Lang overwoog hij z'n toestand niet.
Huiverend, bibberend van kou kroop hij overeind... Hij moest daartoe alle kracht inspannen, die in 'm was... Eindelijk stond hij weer... Nog waren z'n beenen loom en onwillig, nog was z'n hoofd draaierig; maar 't was toch veel beter; en hij bewoog zich in de richting van z'n huis... Wat zou Marie zeggen als hij thuis kwam?... Zou ze boos zijn of bedroefd?... Nooit ging hij meer uit Hij bleef 's Zondagavonds voortaan zitten lezen, net als Marie deed, als de kinderen naar bed waren... Meer en meer naderde hij z'n woning... Reeds zag hij het flauwe schijnsel der lamp door de ramen van z'n huis... Hij wist niet wat hij zeggen zou als hij bij Marie was.... Strompelend ging hij voort; verkleumd, klappertandend van de kou... Hij was nog wel honderd passen van huis, toen de deur open ging en Marie op den drempel verscheen... Ze had 'm aan z'n stap gekend...
‘Wat ben ik blij dat gij er zijt,’ zei ze, ‘ik begon al ongerust te worden... Waar zijt gij toch zoo laat geweest?...’

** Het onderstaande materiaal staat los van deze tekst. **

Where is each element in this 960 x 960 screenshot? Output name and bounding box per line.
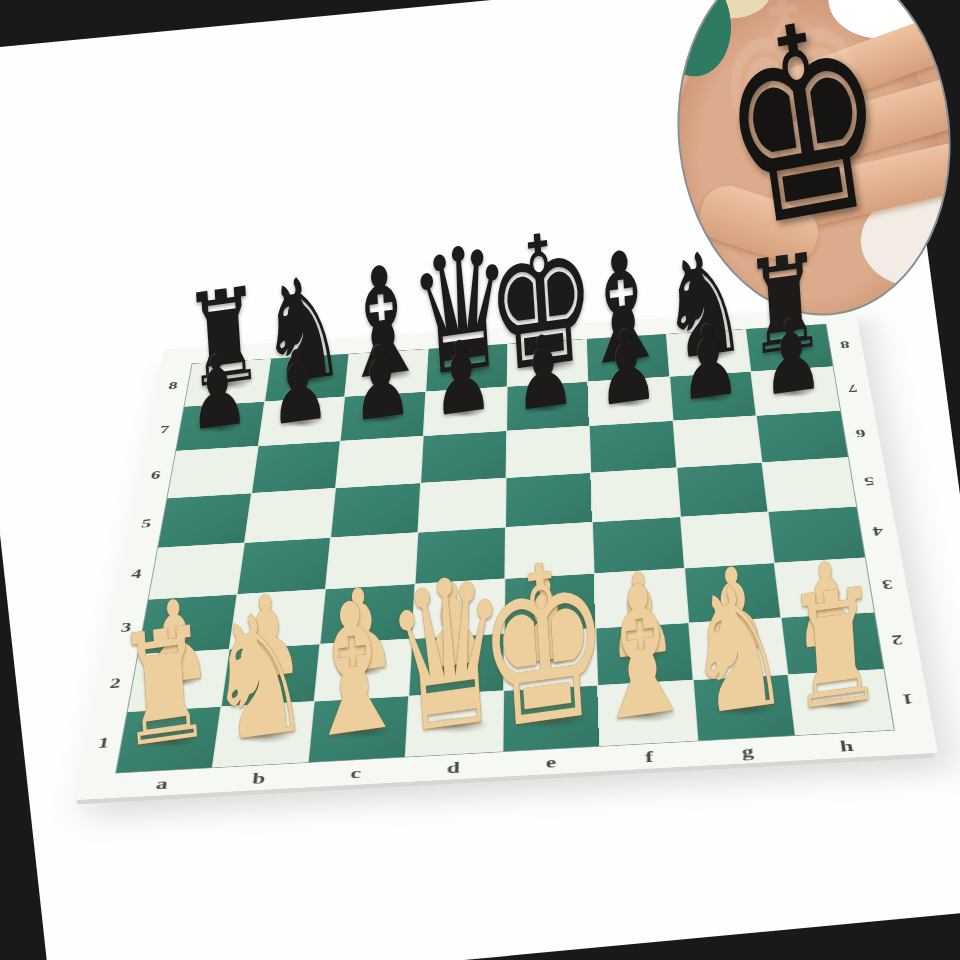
square-e7	[507, 382, 589, 431]
square-h8	[746, 324, 832, 371]
square-c1	[309, 697, 408, 763]
file-label-c: c	[306, 760, 405, 786]
square-d8	[426, 344, 507, 391]
square-c8	[345, 349, 427, 396]
square-d1	[406, 691, 503, 756]
rank-label-right-6: 6	[843, 409, 878, 457]
square-f5	[591, 468, 679, 522]
square-e3	[504, 574, 595, 633]
square-f8	[587, 334, 669, 381]
square-d3	[412, 579, 504, 638]
square-b7	[258, 397, 344, 446]
square-e8	[507, 339, 587, 386]
square-c2	[315, 639, 411, 701]
square-g3	[685, 563, 781, 622]
rank-label-right-2: 2	[877, 610, 917, 669]
file-label-b: b	[209, 766, 308, 792]
rank-label-right-4: 4	[859, 504, 897, 557]
square-b1	[212, 702, 313, 768]
square-g1	[693, 675, 795, 740]
square-g5	[677, 463, 768, 517]
rank-label-right-7: 7	[836, 365, 870, 411]
rank-label-right-3: 3	[868, 556, 907, 612]
square-a7	[176, 402, 264, 451]
square-h7	[752, 367, 840, 416]
square-e5	[506, 473, 592, 527]
square-d2	[409, 634, 503, 696]
square-b6	[252, 441, 340, 492]
rank-label-right-5: 5	[851, 455, 888, 506]
square-f4	[593, 517, 684, 573]
square-d6	[421, 431, 506, 482]
square-a8	[185, 359, 270, 406]
square-h4	[769, 506, 865, 562]
square-e4	[505, 522, 594, 578]
rank-label-right-8: 8	[828, 323, 861, 367]
square-c4	[326, 532, 417, 588]
square-a4	[149, 543, 244, 599]
square-f7	[588, 377, 672, 426]
square-c5	[331, 483, 420, 537]
square-g8	[667, 329, 751, 376]
file-label-g: g	[698, 739, 799, 765]
square-b2	[221, 644, 319, 706]
file-label-a: a	[112, 771, 212, 797]
square-h6	[757, 411, 848, 462]
square-b5	[245, 488, 336, 542]
file-label-d: d	[404, 755, 502, 781]
square-g7	[670, 372, 756, 421]
screenshot-root: { "game": "chess", "scene": { "type": "p…	[0, 0, 960, 960]
square-g4	[681, 512, 774, 568]
square-d5	[418, 478, 505, 532]
file-label-h: h	[796, 733, 898, 759]
chessboard: 88a77b66c55d44e33f22g11h	[73, 306, 938, 800]
square-b3	[229, 590, 325, 649]
square-b8	[265, 354, 349, 401]
square-e6	[506, 426, 590, 477]
square-c7	[341, 392, 425, 441]
square-g6	[673, 416, 761, 467]
square-f1	[598, 681, 697, 746]
square-a6	[167, 446, 257, 497]
square-d7	[424, 387, 507, 436]
square-a5	[158, 493, 250, 547]
board-mat: 88a77b66c55d44e33f22g11h	[73, 306, 938, 800]
square-c6	[336, 436, 422, 487]
rank-label-right-1: 1	[887, 667, 929, 729]
square-g2	[689, 618, 788, 680]
square-h3	[775, 558, 874, 617]
square-e2	[504, 628, 598, 690]
file-label-f: f	[600, 744, 699, 770]
square-f2	[596, 623, 692, 685]
square-b4	[237, 538, 330, 594]
square-d4	[415, 527, 504, 583]
square-h5	[763, 457, 856, 511]
square-a2	[128, 649, 229, 711]
file-label-e: e	[502, 750, 600, 776]
square-a1	[116, 707, 220, 773]
square-h2	[782, 612, 884, 674]
square-e1	[503, 686, 599, 751]
square-h1	[789, 670, 894, 735]
square-f6	[590, 421, 676, 472]
board-grid	[116, 324, 893, 772]
square-c3	[321, 584, 415, 643]
square-a3	[138, 595, 236, 654]
square-f3	[595, 569, 688, 628]
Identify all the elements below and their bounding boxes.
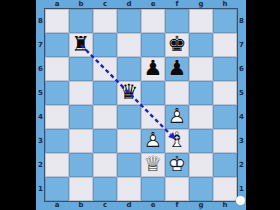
chess-board-frame: aabbccddeeffgghh8877665544332211 ♜♚♟♟♛♟♙… [36, 0, 246, 210]
square-e3[interactable] [141, 129, 165, 153]
rank-label-right-3: 3 [237, 129, 246, 153]
square-a6[interactable] [45, 57, 69, 81]
square-c2[interactable] [93, 153, 117, 177]
rank-label-right-2: 2 [237, 153, 246, 177]
square-f3[interactable] [165, 129, 189, 153]
square-f1[interactable] [165, 177, 189, 201]
square-h2[interactable] [213, 153, 237, 177]
square-d1[interactable] [117, 177, 141, 201]
square-a3[interactable] [45, 129, 69, 153]
square-b3[interactable] [69, 129, 93, 153]
square-c3[interactable] [93, 129, 117, 153]
square-h5[interactable] [213, 81, 237, 105]
square-g1[interactable] [189, 177, 213, 201]
square-a4[interactable] [45, 105, 69, 129]
rank-label-right-8: 8 [237, 9, 246, 33]
file-label-bottom-b: b [69, 201, 93, 210]
square-a8[interactable] [45, 9, 69, 33]
square-b8[interactable] [69, 9, 93, 33]
square-h8[interactable] [213, 9, 237, 33]
file-label-bottom-a: a [45, 201, 69, 210]
square-c6[interactable] [93, 57, 117, 81]
square-h3[interactable] [213, 129, 237, 153]
square-e7[interactable] [141, 33, 165, 57]
square-a2[interactable] [45, 153, 69, 177]
square-g8[interactable] [189, 9, 213, 33]
square-a7[interactable] [45, 33, 69, 57]
board-border: ♜♚♟♟♛♟♙♟♙♝♗♛♕♚♔ [44, 8, 238, 202]
square-g4[interactable] [189, 105, 213, 129]
square-d5[interactable] [117, 81, 141, 105]
square-a1[interactable] [45, 177, 69, 201]
square-c7[interactable] [93, 33, 117, 57]
square-b2[interactable] [69, 153, 93, 177]
square-g6[interactable] [189, 57, 213, 81]
square-c5[interactable] [93, 81, 117, 105]
square-b4[interactable] [69, 105, 93, 129]
file-label-bottom-h: h [213, 201, 237, 210]
square-d6[interactable] [117, 57, 141, 81]
square-d4[interactable] [117, 105, 141, 129]
square-d7[interactable] [117, 33, 141, 57]
square-g2[interactable] [189, 153, 213, 177]
square-e4[interactable] [141, 105, 165, 129]
rank-label-right-7: 7 [237, 33, 246, 57]
square-h1[interactable] [213, 177, 237, 201]
square-h4[interactable] [213, 105, 237, 129]
square-d2[interactable] [117, 153, 141, 177]
square-f8[interactable] [165, 9, 189, 33]
square-f6[interactable] [165, 57, 189, 81]
square-g7[interactable] [189, 33, 213, 57]
square-c8[interactable] [93, 9, 117, 33]
white-to-move-indicator [236, 196, 245, 205]
square-f5[interactable] [165, 81, 189, 105]
file-label-bottom-e: e [141, 201, 165, 210]
file-label-bottom-g: g [189, 201, 213, 210]
square-d8[interactable] [117, 9, 141, 33]
rank-label-right-5: 5 [237, 81, 246, 105]
square-c4[interactable] [93, 105, 117, 129]
square-c1[interactable] [93, 177, 117, 201]
square-g3[interactable] [189, 129, 213, 153]
square-e2[interactable] [141, 153, 165, 177]
file-label-bottom-d: d [117, 201, 141, 210]
square-h7[interactable] [213, 33, 237, 57]
file-label-bottom-f: f [165, 201, 189, 210]
square-e1[interactable] [141, 177, 165, 201]
square-f2[interactable] [165, 153, 189, 177]
square-e5[interactable] [141, 81, 165, 105]
square-a5[interactable] [45, 81, 69, 105]
board-grid [45, 9, 237, 201]
square-b1[interactable] [69, 177, 93, 201]
square-e8[interactable] [141, 9, 165, 33]
square-b5[interactable] [69, 81, 93, 105]
rank-label-right-6: 6 [237, 57, 246, 81]
square-b7[interactable] [69, 33, 93, 57]
square-f7[interactable] [165, 33, 189, 57]
square-f4[interactable] [165, 105, 189, 129]
screenshot-root: aabbccddeeffgghh8877665544332211 ♜♚♟♟♛♟♙… [0, 0, 280, 210]
square-b6[interactable] [69, 57, 93, 81]
square-g5[interactable] [189, 81, 213, 105]
square-d3[interactable] [117, 129, 141, 153]
square-h6[interactable] [213, 57, 237, 81]
rank-label-right-4: 4 [237, 105, 246, 129]
square-e6[interactable] [141, 57, 165, 81]
file-label-bottom-c: c [93, 201, 117, 210]
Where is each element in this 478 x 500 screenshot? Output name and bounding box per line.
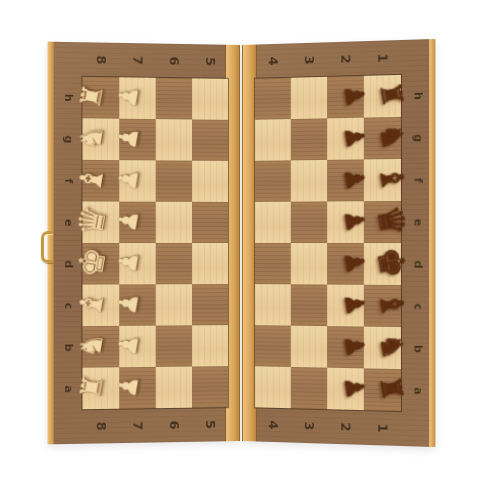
square-e4[interactable]	[255, 202, 291, 243]
black-bishop[interactable]: ♝	[374, 288, 409, 320]
coordinate-labels-left: 88776655hgfedcba	[48, 42, 240, 45]
brass-clasp-icon	[41, 231, 53, 263]
square-f6[interactable]	[156, 160, 192, 201]
white-rook[interactable]: ♜	[76, 372, 107, 401]
coordinate-labels-right: 44332211hgfedcba	[242, 39, 435, 45]
rank-label-top-5: 5	[203, 57, 218, 66]
square-d4[interactable]	[255, 243, 291, 284]
black-pawn[interactable]: ♟	[340, 332, 369, 359]
square-h4[interactable]	[255, 78, 291, 120]
black-pawn[interactable]: ♟	[340, 248, 369, 275]
square-d3[interactable]	[291, 243, 327, 285]
square-b3[interactable]	[291, 326, 327, 368]
white-knight[interactable]: ♞	[75, 329, 109, 360]
white-pawn[interactable]: ♟	[114, 331, 143, 357]
square-e5[interactable]	[192, 202, 228, 243]
board-outer-edge-right	[429, 39, 435, 447]
black-king[interactable]: ♚	[372, 244, 412, 281]
square-f4[interactable]	[255, 160, 291, 202]
square-f5[interactable]	[192, 161, 228, 202]
white-bishop[interactable]: ♝	[74, 287, 109, 319]
file-label-right-a: a	[411, 387, 425, 395]
rank-label-bottom-7: 7	[130, 421, 145, 430]
square-c3[interactable]	[291, 284, 327, 326]
file-label-right-h: h	[411, 91, 425, 99]
square-d6[interactable]	[156, 243, 192, 284]
chess-board: 88776655hgfedcba ♜♟♞♟♝♟♛♟♚♟♝♟♞♟♜♟ 443322…	[50, 45, 432, 441]
square-g4[interactable]	[255, 119, 291, 161]
rank-label-bottom-4: 4	[265, 420, 280, 430]
square-c6[interactable]	[156, 284, 192, 325]
rank-label-bottom-5: 5	[203, 420, 218, 429]
file-label-left-a: a	[61, 385, 74, 393]
square-a6[interactable]	[156, 367, 192, 409]
board-half-right: 44332211hgfedcba ♟♜♟♞♟♝♟♛♟♚♟♝♟♞♟♜	[242, 39, 435, 447]
white-king[interactable]: ♚	[72, 244, 112, 280]
square-h6[interactable]	[156, 78, 192, 120]
square-g6[interactable]	[156, 119, 192, 161]
white-bishop[interactable]: ♝	[74, 163, 109, 195]
white-pawn[interactable]: ♟	[114, 124, 143, 151]
square-e3[interactable]	[291, 201, 327, 243]
pieces-layer-left: ♜♟♞♟♝♟♛♟♚♟♝♟♞♟♜♟	[48, 42, 240, 45]
square-h3[interactable]	[291, 77, 327, 119]
file-label-right-c: c	[411, 303, 425, 310]
board-half-left: 88776655hgfedcba ♜♟♞♟♝♟♛♟♚♟♝♟♞♟♜♟	[48, 42, 240, 445]
square-b5[interactable]	[192, 325, 228, 366]
square-a5[interactable]	[192, 366, 228, 408]
white-pawn[interactable]: ♟	[114, 290, 143, 317]
black-pawn[interactable]: ♟	[340, 81, 369, 108]
black-pawn[interactable]: ♟	[340, 290, 369, 317]
file-label-right-f: f	[411, 177, 425, 182]
rank-label-top-7: 7	[130, 56, 145, 65]
black-pawn[interactable]: ♟	[340, 374, 369, 400]
black-pawn[interactable]: ♟	[340, 207, 369, 234]
square-c4[interactable]	[255, 284, 291, 326]
square-g3[interactable]	[291, 118, 327, 160]
white-knight[interactable]: ♞	[75, 121, 109, 152]
square-c5[interactable]	[192, 284, 228, 325]
black-pawn[interactable]: ♟	[340, 123, 369, 150]
square-b6[interactable]	[156, 325, 192, 367]
product-photo-chess-set: 88776655hgfedcba ♜♟♞♟♝♟♛♟♚♟♝♟♞♟♜♟ 443322…	[0, 0, 478, 500]
black-rook[interactable]: ♜	[376, 79, 408, 109]
black-bishop[interactable]: ♝	[374, 162, 409, 195]
white-rook[interactable]: ♜	[76, 81, 107, 110]
rank-label-top-1: 1	[375, 53, 390, 63]
square-f3[interactable]	[291, 160, 327, 202]
rank-label-top-6: 6	[166, 56, 181, 65]
square-a3[interactable]	[291, 367, 327, 409]
square-h5[interactable]	[192, 78, 228, 120]
pieces-layer-right: ♟♜♟♞♟♝♟♛♟♚♟♝♟♞♟♜	[242, 39, 435, 45]
rank-label-bottom-2: 2	[338, 422, 353, 432]
white-pawn[interactable]: ♟	[114, 248, 143, 275]
rank-label-top-8: 8	[93, 55, 108, 64]
white-queen[interactable]: ♛	[72, 202, 112, 238]
rank-label-bottom-1: 1	[375, 423, 390, 433]
black-rook[interactable]: ♜	[376, 373, 408, 402]
rank-label-top-2: 2	[338, 54, 353, 64]
black-queen[interactable]: ♛	[372, 201, 412, 238]
rank-label-bottom-3: 3	[301, 421, 316, 431]
rank-label-bottom-6: 6	[166, 420, 181, 429]
file-label-left-h: h	[61, 93, 74, 101]
black-knight[interactable]: ♞	[375, 120, 409, 152]
square-g5[interactable]	[192, 119, 228, 160]
white-pawn[interactable]: ♟	[114, 207, 143, 234]
rank-label-bottom-8: 8	[93, 422, 108, 431]
white-pawn[interactable]: ♟	[114, 373, 143, 399]
square-e6[interactable]	[156, 202, 192, 243]
square-a4[interactable]	[255, 366, 291, 408]
file-label-right-g: g	[411, 133, 425, 141]
rank-label-top-3: 3	[301, 55, 316, 65]
black-pawn[interactable]: ♟	[340, 165, 369, 192]
white-pawn[interactable]: ♟	[114, 165, 143, 192]
square-b4[interactable]	[255, 325, 291, 367]
file-label-right-b: b	[411, 344, 425, 352]
black-knight[interactable]: ♞	[375, 330, 409, 361]
rank-label-top-4: 4	[265, 56, 280, 66]
square-d5[interactable]	[192, 243, 228, 284]
white-pawn[interactable]: ♟	[114, 83, 143, 110]
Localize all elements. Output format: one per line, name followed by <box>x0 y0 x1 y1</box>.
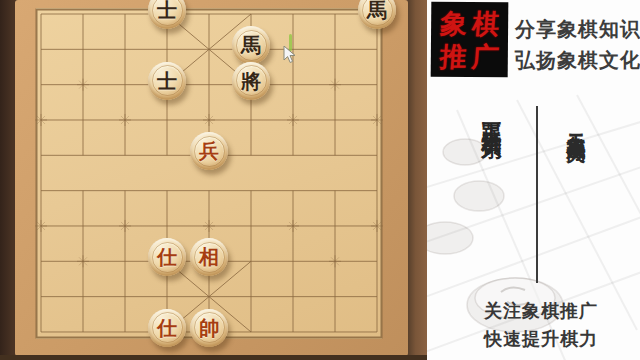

Hij gaf geen antwoord; hij schaamde zich. Beiden gingen naar binnen. Toen eerst merkte ze wat er te doen was, en hoe lief 't er uitzag. Z'n gelaat was zoo bleek, zoo doodsbleek, z'n lippen zoo paarsblauw, z'n oogen stonden in 't hoofd zoo wezenloos dol, waterig, omringd door blauwe kringen...
‘Hemel!’ riep ze, ‘wat ziet g' er uit!... Waar hebt ge toch ingezeten?’ Gij zit van boven tot onder vol viezigheid! En nog wel uw Zondagspak!... En waar is uwe klak?... Maar waar hebt ge toch ingezeten!... Trek uwe kleeren maar gauw uit...’
Hij sprak geen woord, maar begon zich te ontkleeden.
‘Wat zijt gij koud!’ ging z'n vrouw voort, ‘de koffie is nog warm; wil ik u 'n kop inschenken?... Waarom komt ge ook niet eerder thuis!.... 't Is midden in den nacht!’
‘Gij.. zij... zij... zijt... toch... niet... be... be... boos?’ stotterde de dronken echtgenoot.
‘Neen, nog niet; maar 't is anders wel iets om z'n geduld bij te verliezen... Zie uwe kleeren eens... 't is allemaal even smerig en vies en 'n lucht om 'n mensch de deur uit te jagen! ba! Daar, drink maar vast wat koffie, dan zal ik intusschen schoon ondergoed halen... 't Is zonde van uw Zondagspak!’
een halfuur later lag hij snorkend z'n roes uit te slapen, en toen 't weer Zondagavond was, bleef hij thuis zitten lezen en Marie haalde 'n kan bier voor 'm, ‘dan kon hij thuis 'n glas bier drinken’, zei ze; en sprak geen woord over de moeite, die ze had gehad om het vettige, vieskleverige gootwater en slijk uit z'n kleeren te wasschen; om hare lippen plooide zich een tevreden, zegevierende glimlach.
Haar vrouwelijke tact had overwonnen.